The technology, developed by scientists at the University of Surrey, Augmented Optics and the University of Bristol which has been hailed as ‘ground-breaking’, has adapted methods used to make soft contact lenses to develop a method for providing mobile energy between 1,000-10,000 times more powerful than the current super-capacitors that until now have been the best available alternative for transport.

The advantage of super-capacitors for transport is that they charge and produce energy very quickly but pound for pound they can only a 20th of the amount of energy that a conventional battery can.

The breakthrough by the scientists, which was announced in London at a confidential briefing at the Institution of Engineering Technology headquarters in Savoy Place could pave the way for electric aircraft able to take advantage of the new research into the energy storage potential of the polymers developed by the UK team.

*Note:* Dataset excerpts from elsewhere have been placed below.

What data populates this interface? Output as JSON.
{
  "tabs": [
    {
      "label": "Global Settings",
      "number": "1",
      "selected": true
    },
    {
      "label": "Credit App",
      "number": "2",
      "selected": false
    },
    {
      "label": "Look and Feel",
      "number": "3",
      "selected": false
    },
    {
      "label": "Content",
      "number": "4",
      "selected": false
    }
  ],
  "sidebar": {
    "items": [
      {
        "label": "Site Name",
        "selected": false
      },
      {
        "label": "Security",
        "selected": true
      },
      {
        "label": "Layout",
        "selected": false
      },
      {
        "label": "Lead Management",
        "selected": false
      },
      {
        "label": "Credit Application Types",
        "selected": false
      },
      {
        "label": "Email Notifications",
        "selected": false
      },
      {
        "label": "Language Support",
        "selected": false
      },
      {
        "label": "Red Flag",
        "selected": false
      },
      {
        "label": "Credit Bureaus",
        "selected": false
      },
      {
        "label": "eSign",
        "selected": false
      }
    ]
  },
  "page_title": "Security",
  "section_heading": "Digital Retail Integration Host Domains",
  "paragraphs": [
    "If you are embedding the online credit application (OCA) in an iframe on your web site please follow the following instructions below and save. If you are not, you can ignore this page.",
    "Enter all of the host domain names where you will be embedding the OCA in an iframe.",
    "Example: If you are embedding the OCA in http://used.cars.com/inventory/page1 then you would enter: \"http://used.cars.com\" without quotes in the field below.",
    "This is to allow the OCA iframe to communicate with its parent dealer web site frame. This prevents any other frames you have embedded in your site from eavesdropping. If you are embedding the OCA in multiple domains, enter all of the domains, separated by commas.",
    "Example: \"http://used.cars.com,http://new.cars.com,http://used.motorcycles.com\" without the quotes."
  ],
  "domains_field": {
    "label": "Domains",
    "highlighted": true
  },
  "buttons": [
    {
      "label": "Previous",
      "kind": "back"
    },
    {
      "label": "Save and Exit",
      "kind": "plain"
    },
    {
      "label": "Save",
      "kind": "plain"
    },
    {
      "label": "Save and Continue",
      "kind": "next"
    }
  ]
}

“There is a global search for new energy storage technology and this new ultra-capacity supercapacitor has the potential to open the door to unimaginably exciting developments,” said Dr Brendan Howlin, of the University of Surrey who led the research with Dr Ian Hamerton, Reader in Polymers and Composite Materials from the University of Bristol’s Department of Aerospace Engineering.

The work by the team was based on a research project carried out by Dr Donald Highgate of Augmented Optics at Surrey University 40 years ago into the development of polymers for soft contact lenses. Dr Highgate initiated the research into the energy potential of the material with Surrey University’s Chemistry Department, that discovered the energy retention capabilities of the large organic molecules that bond together into a three-dimensional network.

“While this research has potentially opened the route to very high density supercapacitors, these polymers have many other possible uses in which tough, flexible conducting materials are desirable, including bioelectronics, sensors, wearable electronics, and advanced optics.  We believe that this is an extremely exciting and potentially game changing development,” said Dr Hamerton.

The team is now actively seeking to develop the new technology, said Jim Heathcote, Chief Executive of Augmented Optics and Supercapacitor Materials.

“The test results from the new polymers suggest that extremely high energy density supercapacitors could be constructed in the very new future.  We are now actively seeking commercial partners to supply our polymers and offer assistance to build these ultra high energy density storage devices.”